Social/Emotional Learning

  1. Quarantine lasted for about one year. Many of the kids that come to storytime are two and three years old. That means a good chunk of their lives have been spent in a fair degree of isolation. I noticed that many were a bit overwhelmed at their first storytime. Even though we keep our numbers low, it was still a lot more people gathered together than many of them have seen! They were REALLY QUIET at the first storytime! They’re loosening up now at week three.

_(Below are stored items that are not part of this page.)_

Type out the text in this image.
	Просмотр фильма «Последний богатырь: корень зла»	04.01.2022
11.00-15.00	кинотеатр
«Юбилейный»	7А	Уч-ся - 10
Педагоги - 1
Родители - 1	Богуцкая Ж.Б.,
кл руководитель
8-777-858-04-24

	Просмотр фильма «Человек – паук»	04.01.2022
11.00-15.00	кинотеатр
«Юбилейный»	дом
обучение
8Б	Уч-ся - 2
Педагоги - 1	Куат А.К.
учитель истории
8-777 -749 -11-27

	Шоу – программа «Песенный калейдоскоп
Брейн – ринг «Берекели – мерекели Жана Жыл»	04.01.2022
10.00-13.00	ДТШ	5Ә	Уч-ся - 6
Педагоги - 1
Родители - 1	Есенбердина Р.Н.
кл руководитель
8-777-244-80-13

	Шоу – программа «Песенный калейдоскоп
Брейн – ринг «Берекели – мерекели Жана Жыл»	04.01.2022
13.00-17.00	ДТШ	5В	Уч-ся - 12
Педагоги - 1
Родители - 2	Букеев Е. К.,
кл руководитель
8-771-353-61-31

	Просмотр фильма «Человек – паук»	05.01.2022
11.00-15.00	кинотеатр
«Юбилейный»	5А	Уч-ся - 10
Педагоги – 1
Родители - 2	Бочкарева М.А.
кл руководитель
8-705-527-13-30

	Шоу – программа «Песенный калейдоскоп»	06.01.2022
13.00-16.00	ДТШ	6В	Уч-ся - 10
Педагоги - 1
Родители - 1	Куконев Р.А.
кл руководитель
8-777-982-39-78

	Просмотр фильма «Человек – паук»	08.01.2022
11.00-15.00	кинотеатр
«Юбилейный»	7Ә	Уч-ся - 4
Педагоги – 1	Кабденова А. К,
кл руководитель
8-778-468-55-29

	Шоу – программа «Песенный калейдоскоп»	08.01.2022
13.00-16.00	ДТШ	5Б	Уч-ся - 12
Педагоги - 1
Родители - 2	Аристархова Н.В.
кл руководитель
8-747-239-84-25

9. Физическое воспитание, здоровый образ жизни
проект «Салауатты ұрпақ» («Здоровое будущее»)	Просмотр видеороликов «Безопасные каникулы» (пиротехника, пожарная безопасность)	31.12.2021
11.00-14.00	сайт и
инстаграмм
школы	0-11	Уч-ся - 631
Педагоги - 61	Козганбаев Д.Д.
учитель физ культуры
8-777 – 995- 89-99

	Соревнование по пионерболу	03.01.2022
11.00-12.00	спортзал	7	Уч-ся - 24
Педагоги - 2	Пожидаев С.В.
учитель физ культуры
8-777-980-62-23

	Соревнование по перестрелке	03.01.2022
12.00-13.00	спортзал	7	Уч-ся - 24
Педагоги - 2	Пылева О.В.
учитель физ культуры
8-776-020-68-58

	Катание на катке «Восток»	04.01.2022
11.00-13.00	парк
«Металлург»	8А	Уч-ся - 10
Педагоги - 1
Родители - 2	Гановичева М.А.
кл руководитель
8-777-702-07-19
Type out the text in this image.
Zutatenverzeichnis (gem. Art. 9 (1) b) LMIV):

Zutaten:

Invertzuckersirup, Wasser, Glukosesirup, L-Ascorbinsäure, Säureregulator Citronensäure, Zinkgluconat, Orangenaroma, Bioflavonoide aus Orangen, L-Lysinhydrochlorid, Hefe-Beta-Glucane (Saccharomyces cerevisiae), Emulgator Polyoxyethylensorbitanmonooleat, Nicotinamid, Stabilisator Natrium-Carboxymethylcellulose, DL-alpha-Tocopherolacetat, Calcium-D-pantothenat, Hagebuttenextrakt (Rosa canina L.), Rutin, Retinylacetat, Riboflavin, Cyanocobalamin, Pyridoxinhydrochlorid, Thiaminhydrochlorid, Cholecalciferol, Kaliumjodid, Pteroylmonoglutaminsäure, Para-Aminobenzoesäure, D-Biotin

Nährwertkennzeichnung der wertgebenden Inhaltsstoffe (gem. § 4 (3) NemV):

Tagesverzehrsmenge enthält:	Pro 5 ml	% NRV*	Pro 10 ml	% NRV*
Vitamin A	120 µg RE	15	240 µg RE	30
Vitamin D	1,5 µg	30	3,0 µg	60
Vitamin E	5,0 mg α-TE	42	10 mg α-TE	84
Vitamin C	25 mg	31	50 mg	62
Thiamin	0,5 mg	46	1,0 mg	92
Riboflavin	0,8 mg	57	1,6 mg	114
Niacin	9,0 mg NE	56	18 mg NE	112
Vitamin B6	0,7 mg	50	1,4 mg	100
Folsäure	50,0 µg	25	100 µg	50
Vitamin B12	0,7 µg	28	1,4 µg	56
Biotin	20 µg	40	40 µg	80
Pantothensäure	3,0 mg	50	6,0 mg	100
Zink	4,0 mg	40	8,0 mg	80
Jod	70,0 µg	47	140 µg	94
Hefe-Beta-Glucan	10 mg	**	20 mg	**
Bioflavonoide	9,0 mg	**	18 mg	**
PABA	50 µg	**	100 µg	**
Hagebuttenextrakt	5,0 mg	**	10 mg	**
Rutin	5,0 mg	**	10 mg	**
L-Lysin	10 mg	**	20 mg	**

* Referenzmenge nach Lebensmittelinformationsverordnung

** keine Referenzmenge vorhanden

  2. Programming outdoors can be an exercise in fighting lots of distractions and sensory overload. At our first Sidewalk Stories, we had a passenger train go by, as well as a fire truck and ambulance with sirens blaring. Surprisingly, the kids stayed attentive! I acknowledged the distraction “I hear a train! Can everyone make the sound of a train? Choo-choo!” and moved on. The kids rolled right along with it.
  3. I terrified one child at the first Sidewalk Story by playing my music without any introduction. She was okay with the guitar, but when I pulled out my drum, it was just too overwhelming. Poor thing. I have learned! I now send out a welcome note to all the families a few days before Sidewalk Stories begins. I tell them that we are going to be playing live music and making some noise, so they might want to familiarize their children with instruments. I link up our YouTube page so they can see our staff singing and playing music. Also, I have stopped launching straight into an opening song. I introduce myself first, and then I introduce my instruments gently. It seems to work a lot better.

It feels so fabulous to see people in the flesh again! I am so grateful for the skills that I have learned during our pandemic year, but nothing is sweeter than turning the corner on the road back to normalcy. I hope that you continue to stay safe and healthy, and that you savor every minute of your in person programs like you never have before!